A-site codon occupancy

  • Analysis scripts and required files for processing are in Analysis scripts/A-site codon occupancy/
  • Calculation of mean relative occupancy:
    1. write_rpl_by_size.R prepares riboWaltz's reads_psite_list data tables for the analysis and export them as txt files.
    2. codon_window_count_by_codonpos_from_rpl.py counts number of footprints whose A-site (or P- or E-site, as specified) are within a specified window (in codons) of a specified codon of interest.
    3. calc_REV_window_codonpos_v2.R calculates mean relative occupancy.
    • automate_codon_window_count_by_codonpos_from_rpl.sh automates steps 2 and 3 for multiple codons in a given codon list (such as codons_list.txt, which contains all 64 codons)

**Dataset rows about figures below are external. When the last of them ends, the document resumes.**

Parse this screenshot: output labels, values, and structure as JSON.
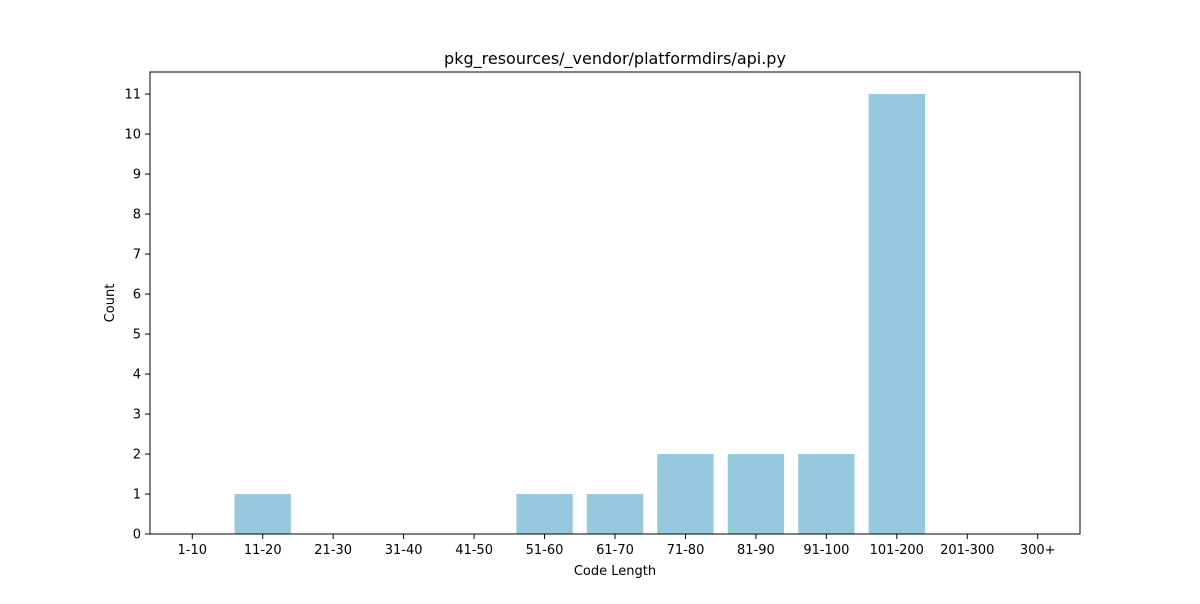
{
  "chart_data": {
    "type": "bar",
    "title": "pkg_resources/_vendor/platformdirs/api.py",
    "xlabel": "Code Length",
    "ylabel": "Count",
    "categories": [
      "1-10",
      "11-20",
      "21-30",
      "31-40",
      "41-50",
      "51-60",
      "61-70",
      "71-80",
      "81-90",
      "91-100",
      "101-200",
      "201-300",
      "300+"
    ],
    "values": [
      0,
      1,
      0,
      0,
      0,
      1,
      1,
      2,
      2,
      2,
      11,
      0,
      0
    ],
    "ylim": [
      0,
      11.55
    ],
    "yticks": [
      0,
      1,
      2,
      3,
      4,
      5,
      6,
      7,
      8,
      9,
      10,
      11
    ],
    "grid": false,
    "bar_color": "#96c9dd"
  }
}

    • automate_automate_codon_window_count_by_codonpos_from_rpl.sh submits the above script as multiple jobs to process multiple samples in parallel.
    • Results of all samples for A-site occupancy in 30 codon window are combined and provided as A-site_codon_occupancy_window30_bycodon_allsamples.txt.
  • codon_occupancy_analysis.Rmd further analyzes the results, plots Figure 6 and Figure S9.